The Butler Scholarly Journal

Homophobia – What’s the big issue?

By Matthew Birkbeck

To quote a line from Lily Allen’s song ‘Hard out Here’: ‘Inequality promises that it’s here to stay. Always trust the injustice ‘cause it’s not going away’. When considering homophobia on an international scale, just how much can one read into these lyrics?

Countless stories of homophobic and transgender abuse litter the headlines of mainstream news every week. Although the numbers of these types of crime classed as ‘homophobic hate crimes’ are falling, they are becoming increasingly publicised in today’s society. A 2013 survey by Stonewall has reported that one in six LGBT people in the UK (630,000) identify that they have been the victim of a homophobic hate crime over the past 3 years (1). Homophobic hate crimes come in many guises, whether this is verbal abuse, abuse through social media, physical – or even sexual – assault, with one in eight of the above victims experiencing unwanted sexual contact(1). One very recent more shocking example is the ammonia attack on three young gay men in Vauxhall in London. Police are still searching for the man believed to have sprayed concentrated bleach into the faces of the victims. One of them, aged just 23, has been warned by doctors that he could lose his sight forever (2). These more extreme cases of violence are rare, but even something that may seem petty such as name-calling can ruin an LGBT person’s confidence.

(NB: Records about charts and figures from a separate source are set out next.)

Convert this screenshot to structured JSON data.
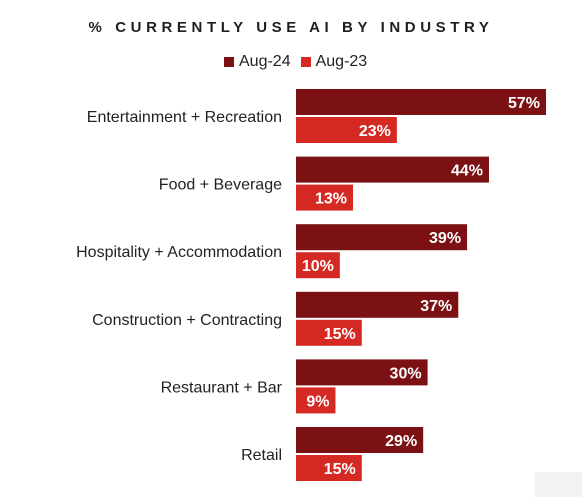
{
  "chart_data": {
    "type": "bar",
    "orientation": "horizontal",
    "title": "% CURRENTLY USE AI BY INDUSTRY",
    "categories": [
      "Entertainment + Recreation",
      "Food + Beverage",
      "Hospitality + Accommodation",
      "Construction + Contracting",
      "Restaurant + Bar",
      "Retail"
    ],
    "series": [
      {
        "name": "Aug-24",
        "color": "#7b1113",
        "values": [
          57,
          44,
          39,
          37,
          30,
          29
        ],
        "labels": [
          "57%",
          "44%",
          "39%",
          "37%",
          "30%",
          "29%"
        ]
      },
      {
        "name": "Aug-23",
        "color": "#d42a23",
        "values": [
          23,
          13,
          10,
          15,
          9,
          15
        ],
        "labels": [
          "23%",
          "13%",
          "10%",
          "15%",
          "9%",
          "15%"
        ]
      }
    ],
    "xlim": [
      0,
      57
    ],
    "legend_position": "top-center",
    "grid": false
  }
}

What is even more shocking than the crimes themselves is the fact that over two thirds of those people that experienced a hate crime did not report it to the police (1). This may primarily be due to the fact that they fear further attacks if they do report an incident. Moreover, half of those that are reported do not result in further action (1). It is this blind acceptance of homophobic behaviour by a few that is causing the LGBT community to lose faith in the system. More often than not, the abuse itself is carried out by a stranger (1) and in half the cases reported, the abuser is under the age of 25. It is concerning to think that there is a growing seed of intolerance amongst the younger generation.

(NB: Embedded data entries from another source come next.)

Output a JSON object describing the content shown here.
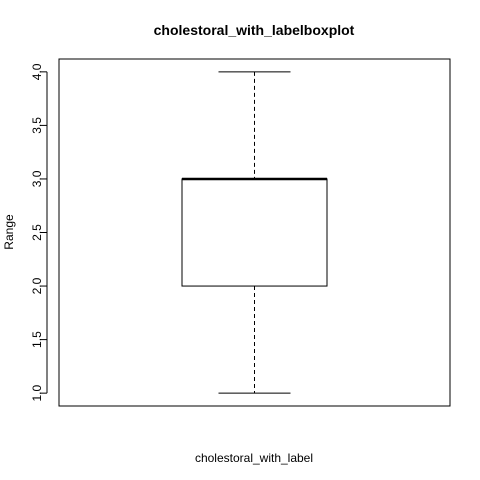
{
  "chart_data": {
    "type": "boxplot",
    "title": "cholestoral_with_labelboxplot",
    "xlabel": "cholestoral_with_label",
    "ylabel": "Range",
    "ylim": [
      0.88,
      4.12
    ],
    "yticks": [
      1.0,
      1.5,
      2.0,
      2.5,
      3.0,
      3.5,
      4.0
    ],
    "ytick_labels": [
      "1.0",
      "1.5",
      "2.0",
      "2.5",
      "3.0",
      "3.5",
      "4.0"
    ],
    "series": [
      {
        "min": 1.0,
        "q1": 2.0,
        "median": 3.0,
        "q3": 3.0,
        "max": 4.0
      }
    ],
    "grid": false,
    "legend": "none",
    "colors": {
      "box_stroke": "#000000",
      "box_fill": "#ffffff",
      "background": "#ffffff"
    }
  }
}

This poses the question: what are the causes of hate crimes? The obvious answer would be ignorance. As a young gay man myself, I have been asked questions such as ‘So when did you choose to be gay?’ , my response being one of disbelief that someone could believe I had just flicked a switch one day and chosen to love all things Madonna. It has long been known that there is an LGBT stereotype, yet, it still shocks and appals some people when those who don’t fit this image are LGBT. The increasing obsession of society with regimenting and placing people in categories is becoming a serious headache for the LGBT community, which accepts diversity and embraces differences.

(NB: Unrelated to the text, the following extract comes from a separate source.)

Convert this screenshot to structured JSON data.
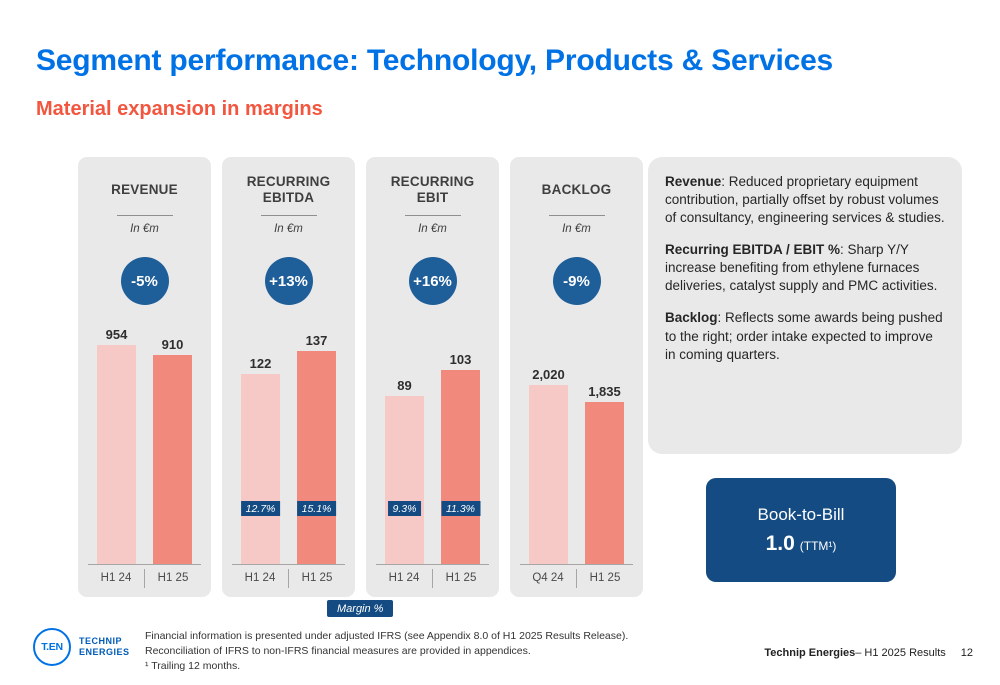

The UK, however, is one of the world leaders in equality and diversity, having passed the same sex marriage bill earlier this year in March, which allows homosexual couples marriage rights equal to those held by their heterosexual counterparts (3). As well as this there are many education initiatives in schools and universities to educate people about issues which LGBT people face, such as the charity Educational Action Challenging Homophobia (EACH) which provides packs for teachers so that they can spot the signs of homophobic behaviour(4). This is a huge leap forward for the LGBT community in the UK and is a great sign for future development.

The UK is one of only 16 countries in the world that allows individuals the freedom to marry, regardless of the gender of one’s partner. Others, such as the USA, do allow regional freedom to marry, but homosexuality was only decriminalised across the whole country in 2003(5)(6). The vast majority of the world is sadly enswathed in laws which make being LGBT an imprisonable offence in 70 countries and an offence punishable by death in 5 others (7). Some recently instated laws include: a draconian 153 year old law passed in India which classes sex between two consenting same sex adults as ‘unnatural’ and makes it punishable by 10 years in prison. In Mauritania, any Muslim man who commits a same sex act will face death by public stoning (8). One country that has come under most of the world’s watchful eye is Russia, which quietly passed a controversial propaganda law banning minors from seeing anything that portrayed same sex relationships as ‘normal’ (9). From an ignorant surface view this may not seem like it would cause a large amount of despair for those that are already consenting LGBT adults. On the contrary, the realistic situation for anybody who is LGBT in Russia is rather Kafkaesque (9), with violent attacks on members of the LGBT community being carried out daily by hate crime gangs, for example in 2013 a 23 year old Russian was brutally raped and murdered for identifying as gay(9). It is a rather foolish stance to just discuss countries that are in the media when considering homophobic crime and behaviour on an international scale. Countries such as Jamaica have a deep-rooted homophobic problem, where there have not been any laws set out to protect or condemn being LGBT. As a result, LGBT members of the community face serious persecution as in the case of Dwane Jones, a 17 year old cross dressing man who was stabbed and chopped to death by a mob(8).

Comparatively, it can be seen that the UK and a handful of other countries are working towards a united front to stand against homophobic crimes. Writing from personal experience, and considering the statistics presented here, I have been very privileged to have the people around me accept me for who I am, having to deal with very little homophobic abuse. Unfortunately this is still not the case for many. Millions of LGBT people live in fear across the world and are persecuted daily for being what is only natural to them. In reality, all of us are the same under whatever image we project into society, so why should that be one of intolerance and hate?